L’éducation au véganisme rendue facile – Partie I

J’entends souvent dire qu’éduquer les gens, particulièrement les étrangers, à propos du véganisme est difficile.

Au contraire, nos interactions quotidiennes avec les gens nous offrent de nombreuses opportunités de discuter du véganisme. Cet essai portera sur quelques exemples de telles opportunités. J’offrirai d’autres exemples dans des essais à venir.

Au mois de janvier 2008, j’ai dû conduire Robert, un de nos chiens, chez un spécialiste à l’École vétérinaire de l’Université de Pennsylvannie. Il y avait une femme – que j’appellerai « Jane » pour les fins de cet essai, bien que ce ne soit pas son vrai nom – assise près de moi dans la salle d’attente. Jane accompagnait un greyhound. Et, comme cela arrive fréquemment lorsque deux êtres humains se trouvent dans un tel endroit avec leur compagnon nonhumain, nous nous sommes mis à discuter des problèmes de santé qui nous ont poussés à nous rendre à Penn. Et cela a amené Jane à me confier qu’elle avait adopté son chien grâce aux services d’une société de protection des animaux et que son compagnon avait été trouvé vivant sous une voiture abandonnée.

Après avoir discuté pendant une minute ou deux des horreurs entourant les courses de greyhound, j’ai dit à Jane que j’avais déjà enseigné, il y a de cela plusieurs années, à l’Université de Pensylvannie, et que Penn était réputée pour les horribles expériences, tests et procédures « éducationnelles » menées sur des chiens et sur d’autres nonhumains. Elle a dit qu’elle avait entendu parlé de l’expérimentation animale à Penn et j’ai alors mentionné que je trouvais étrange qu’une partie de la bâtisse soit destinée à la pratique de la médecine vétérinaire visant à aider les animaux qui sont aimés par des humains et que l’autre partie de cette même bâtisse soit réservée à la torture de nonhumains qui ne sont membres d’aucune famille humaine. Jane affirma qu’il est insensé que nous considérions certains chiens et chats comme des membres de la famille et que nous traitions d’autres chiens et chats comme des « outils de recherche ».

« C’est bien vrai » dis-je. « Mais de bien des façons, nous sommes exactement comme les vétérinaires de Penn. Nous traitons certains animaux comme les membres de la famille et nous en blessons d’autres ».

Elle avait l’air intrigué. « Que voulez-vous dire? Je ne ferais jamais de mal à un chien ou à un chat. » J’ai dirigé la conversation de manière à dépasser le cas des chiens et des chats pour parler des vaches, des porcs et des poulets, et du fait qu’ils ne sont pas différents des chiens et des chats. Il y a quelque chose de très étrange à propos du fait que nous percevions certains nonhumains comme des membres de la famille, comme des êtres que nous aimons et dont nous reconnaissons le statut de personnes, alors que, au même moment, nous enfonçons notre fourchette dans le corps d’autres animaux qui sont similaires – moralement ou empiriquement – à ces animaux que nous aimons.

Jane a gardé le silence pour un moment et me demanda ensuite « êtes-vous végétarien? »
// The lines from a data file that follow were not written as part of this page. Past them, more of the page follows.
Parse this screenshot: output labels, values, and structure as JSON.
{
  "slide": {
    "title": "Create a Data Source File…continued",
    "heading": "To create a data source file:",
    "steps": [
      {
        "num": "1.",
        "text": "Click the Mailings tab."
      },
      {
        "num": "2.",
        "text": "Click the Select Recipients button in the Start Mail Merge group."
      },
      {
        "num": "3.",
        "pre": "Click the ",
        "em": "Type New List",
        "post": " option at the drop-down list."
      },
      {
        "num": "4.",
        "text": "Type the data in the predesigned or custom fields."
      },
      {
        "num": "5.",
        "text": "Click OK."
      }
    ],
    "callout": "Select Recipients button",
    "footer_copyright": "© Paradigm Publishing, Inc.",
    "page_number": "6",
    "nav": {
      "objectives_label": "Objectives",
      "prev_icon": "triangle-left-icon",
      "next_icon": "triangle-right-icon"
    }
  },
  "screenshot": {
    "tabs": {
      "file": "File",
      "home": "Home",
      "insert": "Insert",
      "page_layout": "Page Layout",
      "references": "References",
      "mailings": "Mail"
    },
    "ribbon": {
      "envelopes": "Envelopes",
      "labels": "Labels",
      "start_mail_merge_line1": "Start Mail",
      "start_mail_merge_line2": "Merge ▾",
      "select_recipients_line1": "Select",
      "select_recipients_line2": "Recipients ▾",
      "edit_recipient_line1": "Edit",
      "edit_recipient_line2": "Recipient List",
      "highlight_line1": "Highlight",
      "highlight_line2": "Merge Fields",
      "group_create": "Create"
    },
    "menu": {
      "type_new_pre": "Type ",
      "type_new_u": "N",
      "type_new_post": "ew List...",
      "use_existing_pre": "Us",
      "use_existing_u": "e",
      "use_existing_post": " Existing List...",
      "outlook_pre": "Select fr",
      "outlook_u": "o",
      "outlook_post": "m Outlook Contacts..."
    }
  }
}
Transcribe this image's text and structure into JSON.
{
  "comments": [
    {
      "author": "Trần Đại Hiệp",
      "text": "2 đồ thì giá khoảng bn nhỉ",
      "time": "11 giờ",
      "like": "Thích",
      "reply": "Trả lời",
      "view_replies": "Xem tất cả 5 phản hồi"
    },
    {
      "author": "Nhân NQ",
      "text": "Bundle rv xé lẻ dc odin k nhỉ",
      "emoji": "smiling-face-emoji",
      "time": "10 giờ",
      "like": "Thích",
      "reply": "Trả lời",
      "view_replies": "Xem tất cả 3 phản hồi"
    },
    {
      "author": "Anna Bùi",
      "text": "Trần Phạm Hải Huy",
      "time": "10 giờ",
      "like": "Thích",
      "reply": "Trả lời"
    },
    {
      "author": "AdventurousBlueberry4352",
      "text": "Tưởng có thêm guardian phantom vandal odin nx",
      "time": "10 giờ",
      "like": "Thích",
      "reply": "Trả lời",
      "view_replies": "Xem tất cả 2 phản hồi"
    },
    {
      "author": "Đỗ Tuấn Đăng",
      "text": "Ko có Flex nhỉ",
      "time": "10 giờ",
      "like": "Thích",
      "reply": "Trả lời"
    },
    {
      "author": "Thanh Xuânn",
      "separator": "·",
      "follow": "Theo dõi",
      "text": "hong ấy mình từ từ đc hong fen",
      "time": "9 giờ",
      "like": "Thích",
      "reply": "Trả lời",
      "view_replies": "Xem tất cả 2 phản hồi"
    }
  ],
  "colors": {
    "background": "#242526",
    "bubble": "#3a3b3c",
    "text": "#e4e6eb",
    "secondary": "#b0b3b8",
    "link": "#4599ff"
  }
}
J’ai répondu« Je suis végan ».

« Vous voulez dire que nous ne buvez pas de lait? » me demanda-t-elle.

« En effet. Je ne mange pas d’œufs ou quelque produit laitier que ce soit. »

« Je peux comprendre la décision de ne pas manger de viande. Mais qu’y a-t-il de mal à consommer des produits laitiers et des œufs? »

« Tout. Les animaux utilisés dans l’industrie laitière ou dans la production d’œufs sont maintenus en vie plus longtemps que les animaux élevés pour leur chair, ils sont traités plus brutalement et ils finissent dans les mêmes horribles abattoirs. »

Jane semblait perturbée.

« Mais n’est-ce pas difficile d’être végan? » m’a-t-elle demandé.

« Absolument pas » lui ai-je répliqué. « C’est incroyablement facile et c’est meilleur pour votre santé et pour la planète, en plus d’être la bonne manière d’agir si vous considérez les nonhumains comme des membres de la communauté morale. » J’ai passé quelques minutes à parler des effets bénéfiques de la diète végane et des désastres écologiques associés à l’élevage d’animaux.

Nous avons cessé de discuter pendant environ 30 secondes et Jane a alors demandé « pourriez-vous m’obtenir des informations portant sur la manière de devenir végan? »

« Bien sûr. Donnez-moi votre adresse électronique. » Et elle le fit.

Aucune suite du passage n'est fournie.